Let me try to zoom in on what makes miniatures games different than normal board games. Partially, it’s about investment. To play a miniatures game as it is meant to be enjoyed requires lots of money, and Legion is no different. The core box is affordable, but it only provides half of the army size FFG recommends. To play the game as intended now would require two boxes or a number of the expansions launching alongside the starter.

Even more than this investment of money, there is an investment of time. Assembling and painting figures, building terrain – I spent a good 15 hours with my paintbrush and still haven’t completed the core box. Legion expects this investment of its players. That’s fine if that’s what you’re looking for, but this is my big caveat: without that investment I don’t think Legion is that great a game.

Unlike X-Wing, where just the base box felt like an exciting dogfight, many of Legion’s most interesting features don’t really work at the size included in the beginner box. This is especially true of the command system. It makes sense with games of 7-10 units, which is the range I imagine most armies will field. With only the 4 units in the starter box most of its uncertainty is removed. Likewise, thanks to the limited size of armies, a little bad luck in the core set can feel crippling. As in most dice-based games, you need the law of large numbers to smooth out the probability curve. Losing a unit to a spike in the dice matters much more when it is 25% of your army than when it is only 10%. Certain models in the core set – especially the commanders – can also become nigh-indestructible, reducing the outcome of games to luck-fests. All of these problems disappear when playing at the game’s recommended size – I proxied a bit to test out that level and it is a much more even experience.

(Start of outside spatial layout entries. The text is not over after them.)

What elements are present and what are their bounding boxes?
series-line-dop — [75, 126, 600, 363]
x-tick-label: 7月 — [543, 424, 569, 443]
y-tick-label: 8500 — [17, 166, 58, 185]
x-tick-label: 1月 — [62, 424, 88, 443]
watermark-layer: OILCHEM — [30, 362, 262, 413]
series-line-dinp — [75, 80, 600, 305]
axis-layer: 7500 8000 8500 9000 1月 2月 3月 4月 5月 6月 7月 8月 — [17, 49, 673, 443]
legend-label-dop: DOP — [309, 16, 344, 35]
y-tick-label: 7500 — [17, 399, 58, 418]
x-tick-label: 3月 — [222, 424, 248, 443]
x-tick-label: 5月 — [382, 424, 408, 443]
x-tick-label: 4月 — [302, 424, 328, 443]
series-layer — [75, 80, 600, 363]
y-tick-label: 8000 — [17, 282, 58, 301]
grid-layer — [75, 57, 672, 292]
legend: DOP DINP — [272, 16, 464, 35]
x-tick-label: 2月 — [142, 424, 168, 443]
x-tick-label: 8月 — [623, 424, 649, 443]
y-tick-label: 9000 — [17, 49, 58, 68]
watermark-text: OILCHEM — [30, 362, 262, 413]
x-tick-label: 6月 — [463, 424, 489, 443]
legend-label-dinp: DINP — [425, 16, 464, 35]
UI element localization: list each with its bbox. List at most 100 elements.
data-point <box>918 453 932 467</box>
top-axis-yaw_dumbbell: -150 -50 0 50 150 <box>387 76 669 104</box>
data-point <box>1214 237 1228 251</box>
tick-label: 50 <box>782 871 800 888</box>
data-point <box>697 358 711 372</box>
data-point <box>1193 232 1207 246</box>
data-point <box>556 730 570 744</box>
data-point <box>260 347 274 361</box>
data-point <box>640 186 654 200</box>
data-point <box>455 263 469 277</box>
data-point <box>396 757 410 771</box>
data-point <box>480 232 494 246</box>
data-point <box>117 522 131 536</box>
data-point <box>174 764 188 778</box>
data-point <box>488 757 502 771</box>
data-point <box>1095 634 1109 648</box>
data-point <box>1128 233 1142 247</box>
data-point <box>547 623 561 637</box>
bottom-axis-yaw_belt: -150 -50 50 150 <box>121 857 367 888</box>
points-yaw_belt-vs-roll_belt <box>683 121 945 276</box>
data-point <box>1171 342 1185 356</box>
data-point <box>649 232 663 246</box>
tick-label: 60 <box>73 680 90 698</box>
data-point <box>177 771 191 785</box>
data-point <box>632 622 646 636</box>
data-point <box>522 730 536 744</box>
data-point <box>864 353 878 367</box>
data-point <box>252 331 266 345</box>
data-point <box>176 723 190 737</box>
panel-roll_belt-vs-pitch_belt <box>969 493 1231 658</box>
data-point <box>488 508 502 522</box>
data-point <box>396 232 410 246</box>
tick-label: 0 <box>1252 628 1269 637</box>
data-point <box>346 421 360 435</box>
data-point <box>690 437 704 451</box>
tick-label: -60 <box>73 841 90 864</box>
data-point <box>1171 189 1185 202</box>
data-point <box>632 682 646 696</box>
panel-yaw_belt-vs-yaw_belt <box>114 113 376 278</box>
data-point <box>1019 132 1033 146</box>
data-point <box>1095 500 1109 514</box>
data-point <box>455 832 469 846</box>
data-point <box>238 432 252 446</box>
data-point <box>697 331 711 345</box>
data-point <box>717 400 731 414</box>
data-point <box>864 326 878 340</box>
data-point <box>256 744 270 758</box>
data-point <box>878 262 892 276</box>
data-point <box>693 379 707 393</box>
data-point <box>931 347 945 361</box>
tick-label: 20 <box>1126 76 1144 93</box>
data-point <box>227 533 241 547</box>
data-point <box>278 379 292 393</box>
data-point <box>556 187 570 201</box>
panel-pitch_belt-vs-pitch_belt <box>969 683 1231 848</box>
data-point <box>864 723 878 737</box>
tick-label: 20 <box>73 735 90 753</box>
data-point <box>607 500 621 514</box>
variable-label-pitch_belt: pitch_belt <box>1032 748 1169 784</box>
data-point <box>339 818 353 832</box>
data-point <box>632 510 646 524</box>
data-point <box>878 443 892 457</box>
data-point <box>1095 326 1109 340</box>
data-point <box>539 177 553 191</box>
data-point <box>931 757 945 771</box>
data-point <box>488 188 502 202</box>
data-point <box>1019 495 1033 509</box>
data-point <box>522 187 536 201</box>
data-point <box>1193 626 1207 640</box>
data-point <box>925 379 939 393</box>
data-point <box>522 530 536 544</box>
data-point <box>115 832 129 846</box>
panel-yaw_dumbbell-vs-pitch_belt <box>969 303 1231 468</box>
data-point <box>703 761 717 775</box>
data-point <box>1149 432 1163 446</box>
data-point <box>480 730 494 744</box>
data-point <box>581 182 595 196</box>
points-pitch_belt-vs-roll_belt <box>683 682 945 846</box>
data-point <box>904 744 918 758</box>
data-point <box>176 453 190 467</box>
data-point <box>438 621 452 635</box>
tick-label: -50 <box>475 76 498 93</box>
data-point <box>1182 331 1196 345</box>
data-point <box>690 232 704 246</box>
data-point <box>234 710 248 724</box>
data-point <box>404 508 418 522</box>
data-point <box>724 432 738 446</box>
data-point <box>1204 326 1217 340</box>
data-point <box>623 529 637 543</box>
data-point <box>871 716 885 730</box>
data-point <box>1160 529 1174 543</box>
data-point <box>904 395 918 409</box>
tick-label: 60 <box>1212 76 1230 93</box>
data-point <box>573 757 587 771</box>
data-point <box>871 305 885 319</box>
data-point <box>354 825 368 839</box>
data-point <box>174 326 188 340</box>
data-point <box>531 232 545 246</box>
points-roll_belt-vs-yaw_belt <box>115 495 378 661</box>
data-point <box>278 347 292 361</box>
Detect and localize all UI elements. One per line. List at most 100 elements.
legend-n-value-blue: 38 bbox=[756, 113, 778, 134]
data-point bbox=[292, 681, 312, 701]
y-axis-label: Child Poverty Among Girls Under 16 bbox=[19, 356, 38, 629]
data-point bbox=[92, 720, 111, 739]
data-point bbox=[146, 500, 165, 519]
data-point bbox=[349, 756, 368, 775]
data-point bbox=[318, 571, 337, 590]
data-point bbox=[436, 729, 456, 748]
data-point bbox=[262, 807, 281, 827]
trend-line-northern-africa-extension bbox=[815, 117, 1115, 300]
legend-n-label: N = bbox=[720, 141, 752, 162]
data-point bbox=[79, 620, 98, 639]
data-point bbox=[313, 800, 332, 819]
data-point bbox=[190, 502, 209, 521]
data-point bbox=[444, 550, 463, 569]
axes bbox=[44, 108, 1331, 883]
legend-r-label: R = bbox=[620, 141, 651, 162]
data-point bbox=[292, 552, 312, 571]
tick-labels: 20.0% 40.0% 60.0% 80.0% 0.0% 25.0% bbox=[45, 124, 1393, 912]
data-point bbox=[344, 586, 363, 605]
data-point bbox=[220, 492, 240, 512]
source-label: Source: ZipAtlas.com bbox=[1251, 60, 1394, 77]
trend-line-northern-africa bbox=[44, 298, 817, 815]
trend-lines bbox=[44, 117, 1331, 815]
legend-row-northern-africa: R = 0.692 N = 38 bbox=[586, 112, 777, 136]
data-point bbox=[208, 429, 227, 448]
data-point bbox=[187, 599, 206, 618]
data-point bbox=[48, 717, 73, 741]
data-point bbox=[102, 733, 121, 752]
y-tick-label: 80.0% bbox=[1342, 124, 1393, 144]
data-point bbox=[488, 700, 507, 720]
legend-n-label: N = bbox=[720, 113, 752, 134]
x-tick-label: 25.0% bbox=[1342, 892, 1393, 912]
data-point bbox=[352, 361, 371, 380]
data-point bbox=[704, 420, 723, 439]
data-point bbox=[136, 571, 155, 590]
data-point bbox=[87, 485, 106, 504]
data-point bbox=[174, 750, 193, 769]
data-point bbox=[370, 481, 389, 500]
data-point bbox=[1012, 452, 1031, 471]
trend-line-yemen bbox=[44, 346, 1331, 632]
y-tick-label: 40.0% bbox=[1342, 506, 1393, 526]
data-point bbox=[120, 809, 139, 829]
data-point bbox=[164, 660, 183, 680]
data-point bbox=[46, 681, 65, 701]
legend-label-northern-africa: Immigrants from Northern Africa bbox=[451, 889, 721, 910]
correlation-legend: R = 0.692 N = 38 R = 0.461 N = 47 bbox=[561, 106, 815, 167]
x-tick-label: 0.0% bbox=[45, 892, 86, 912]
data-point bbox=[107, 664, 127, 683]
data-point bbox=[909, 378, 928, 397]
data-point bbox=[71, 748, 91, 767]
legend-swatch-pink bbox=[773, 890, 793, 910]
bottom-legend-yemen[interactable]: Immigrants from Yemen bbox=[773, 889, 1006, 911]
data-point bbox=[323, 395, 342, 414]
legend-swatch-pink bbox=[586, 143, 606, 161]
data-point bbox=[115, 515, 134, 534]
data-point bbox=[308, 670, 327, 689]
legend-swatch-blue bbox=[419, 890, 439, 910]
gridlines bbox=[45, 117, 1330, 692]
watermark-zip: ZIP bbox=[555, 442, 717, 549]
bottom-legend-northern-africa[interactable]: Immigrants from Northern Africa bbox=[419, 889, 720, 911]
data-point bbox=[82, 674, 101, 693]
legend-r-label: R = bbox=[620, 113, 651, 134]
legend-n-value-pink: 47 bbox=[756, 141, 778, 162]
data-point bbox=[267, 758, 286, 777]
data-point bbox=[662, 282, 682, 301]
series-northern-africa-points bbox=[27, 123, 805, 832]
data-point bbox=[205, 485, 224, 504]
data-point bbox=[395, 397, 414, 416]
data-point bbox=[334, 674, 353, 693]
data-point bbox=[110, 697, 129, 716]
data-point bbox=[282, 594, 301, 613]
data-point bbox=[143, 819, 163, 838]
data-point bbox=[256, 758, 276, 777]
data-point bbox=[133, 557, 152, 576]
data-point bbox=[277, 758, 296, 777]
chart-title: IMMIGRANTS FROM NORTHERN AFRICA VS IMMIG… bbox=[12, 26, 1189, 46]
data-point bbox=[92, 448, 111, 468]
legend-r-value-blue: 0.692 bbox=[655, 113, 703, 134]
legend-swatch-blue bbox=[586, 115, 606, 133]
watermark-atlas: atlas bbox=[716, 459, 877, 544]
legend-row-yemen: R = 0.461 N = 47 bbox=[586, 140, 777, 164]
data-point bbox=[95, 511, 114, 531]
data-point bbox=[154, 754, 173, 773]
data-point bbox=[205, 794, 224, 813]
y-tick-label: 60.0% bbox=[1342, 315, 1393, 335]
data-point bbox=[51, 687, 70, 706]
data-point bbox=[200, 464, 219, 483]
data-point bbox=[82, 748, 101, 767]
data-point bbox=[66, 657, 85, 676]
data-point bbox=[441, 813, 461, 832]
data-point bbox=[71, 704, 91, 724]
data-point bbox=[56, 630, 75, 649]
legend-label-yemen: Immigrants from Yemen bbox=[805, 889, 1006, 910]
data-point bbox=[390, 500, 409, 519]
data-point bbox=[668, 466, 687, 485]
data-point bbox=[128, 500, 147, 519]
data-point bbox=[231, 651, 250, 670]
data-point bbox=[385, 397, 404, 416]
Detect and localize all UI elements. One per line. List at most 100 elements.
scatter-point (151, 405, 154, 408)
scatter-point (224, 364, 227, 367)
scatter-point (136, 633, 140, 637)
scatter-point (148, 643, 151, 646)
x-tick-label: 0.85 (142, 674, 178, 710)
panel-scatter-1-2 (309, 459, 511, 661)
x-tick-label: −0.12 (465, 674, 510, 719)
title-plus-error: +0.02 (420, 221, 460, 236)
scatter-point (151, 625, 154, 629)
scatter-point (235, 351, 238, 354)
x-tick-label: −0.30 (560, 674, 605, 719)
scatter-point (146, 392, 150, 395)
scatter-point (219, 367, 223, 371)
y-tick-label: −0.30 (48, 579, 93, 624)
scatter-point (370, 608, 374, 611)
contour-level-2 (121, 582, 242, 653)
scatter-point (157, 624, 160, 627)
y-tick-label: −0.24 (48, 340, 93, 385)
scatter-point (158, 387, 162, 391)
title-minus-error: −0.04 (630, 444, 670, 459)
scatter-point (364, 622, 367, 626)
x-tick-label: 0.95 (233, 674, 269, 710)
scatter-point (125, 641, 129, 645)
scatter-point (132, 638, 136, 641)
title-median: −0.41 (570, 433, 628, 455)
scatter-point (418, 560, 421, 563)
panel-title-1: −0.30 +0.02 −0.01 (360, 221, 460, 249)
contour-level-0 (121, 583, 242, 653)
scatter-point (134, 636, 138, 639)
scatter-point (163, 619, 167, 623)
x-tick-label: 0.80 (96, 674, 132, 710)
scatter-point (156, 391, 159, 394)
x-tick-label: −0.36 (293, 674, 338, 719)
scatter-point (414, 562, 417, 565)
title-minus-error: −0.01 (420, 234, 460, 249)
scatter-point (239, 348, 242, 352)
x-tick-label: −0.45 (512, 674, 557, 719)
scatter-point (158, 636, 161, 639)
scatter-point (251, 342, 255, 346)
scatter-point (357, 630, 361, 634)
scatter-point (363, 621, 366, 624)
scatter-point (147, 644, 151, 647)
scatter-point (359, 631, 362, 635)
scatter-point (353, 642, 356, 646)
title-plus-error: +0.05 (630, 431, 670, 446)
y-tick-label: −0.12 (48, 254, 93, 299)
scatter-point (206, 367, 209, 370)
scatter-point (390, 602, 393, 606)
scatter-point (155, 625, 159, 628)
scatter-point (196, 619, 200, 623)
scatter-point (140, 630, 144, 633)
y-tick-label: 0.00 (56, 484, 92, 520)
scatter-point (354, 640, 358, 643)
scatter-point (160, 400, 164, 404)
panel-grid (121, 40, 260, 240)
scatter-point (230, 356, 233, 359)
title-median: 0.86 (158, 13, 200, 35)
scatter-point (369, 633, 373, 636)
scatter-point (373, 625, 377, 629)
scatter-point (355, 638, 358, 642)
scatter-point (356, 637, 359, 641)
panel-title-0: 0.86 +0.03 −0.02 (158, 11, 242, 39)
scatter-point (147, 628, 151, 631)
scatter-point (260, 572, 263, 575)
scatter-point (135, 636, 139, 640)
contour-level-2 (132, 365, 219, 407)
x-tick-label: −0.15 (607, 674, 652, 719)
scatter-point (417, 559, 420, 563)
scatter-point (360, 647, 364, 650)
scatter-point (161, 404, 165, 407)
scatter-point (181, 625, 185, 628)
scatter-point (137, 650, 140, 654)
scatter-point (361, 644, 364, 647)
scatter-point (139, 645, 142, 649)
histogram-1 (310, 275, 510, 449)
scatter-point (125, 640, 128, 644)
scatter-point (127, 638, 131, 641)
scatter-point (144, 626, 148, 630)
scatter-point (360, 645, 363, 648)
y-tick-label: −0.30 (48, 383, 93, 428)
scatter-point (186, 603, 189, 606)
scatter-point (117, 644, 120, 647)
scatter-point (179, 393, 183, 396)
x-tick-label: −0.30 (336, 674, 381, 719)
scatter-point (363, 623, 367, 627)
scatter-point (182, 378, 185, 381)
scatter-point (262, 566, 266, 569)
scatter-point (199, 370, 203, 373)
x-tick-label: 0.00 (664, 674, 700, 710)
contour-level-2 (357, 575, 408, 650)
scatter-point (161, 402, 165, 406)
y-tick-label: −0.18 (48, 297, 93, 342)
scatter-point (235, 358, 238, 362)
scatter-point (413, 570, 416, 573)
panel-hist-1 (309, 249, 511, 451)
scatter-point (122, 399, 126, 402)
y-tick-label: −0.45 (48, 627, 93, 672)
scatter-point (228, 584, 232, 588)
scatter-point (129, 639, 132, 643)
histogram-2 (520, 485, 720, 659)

But if you are treating this as a single-box game, I’d honestly say you should give it a pass.

That said, if you are willing to make that investment – if you want a sprawling miniatures game that you play over and over, experimenting with lists, collecting models and trying different tactics – Legion has the potential to be something special. I still say potential because those games are made or broken by the quality of their ongoing support. There are already numerous expansions planned, ranging from other basic troops to iconic units like AT-STs or Princess Leia, but I haven’t played with them yet. In a year or two, if that support continues, Legion could be a dominant force in the wargaming landscape, potentially even dethroning Warhammer 40,000. That, however, will take some time to see.

All of which sounds more negative than I intend. So here’s what I want to make clear – for all those cautions, the magic is still definitely here. For me, Legion felt like those first few scenes of A New Hope I watched all those years ago. It didn’t fully make sense yet. C-3PO’s fretting and Luke’s whining in themselves do not a classic make. But as my stormtroopers advanced across the field to kill the rebel scum, I couldn’t wipe the grin off my face. The force is strong with this one. It will just take a little time to tell whether it can truly become a Jedi.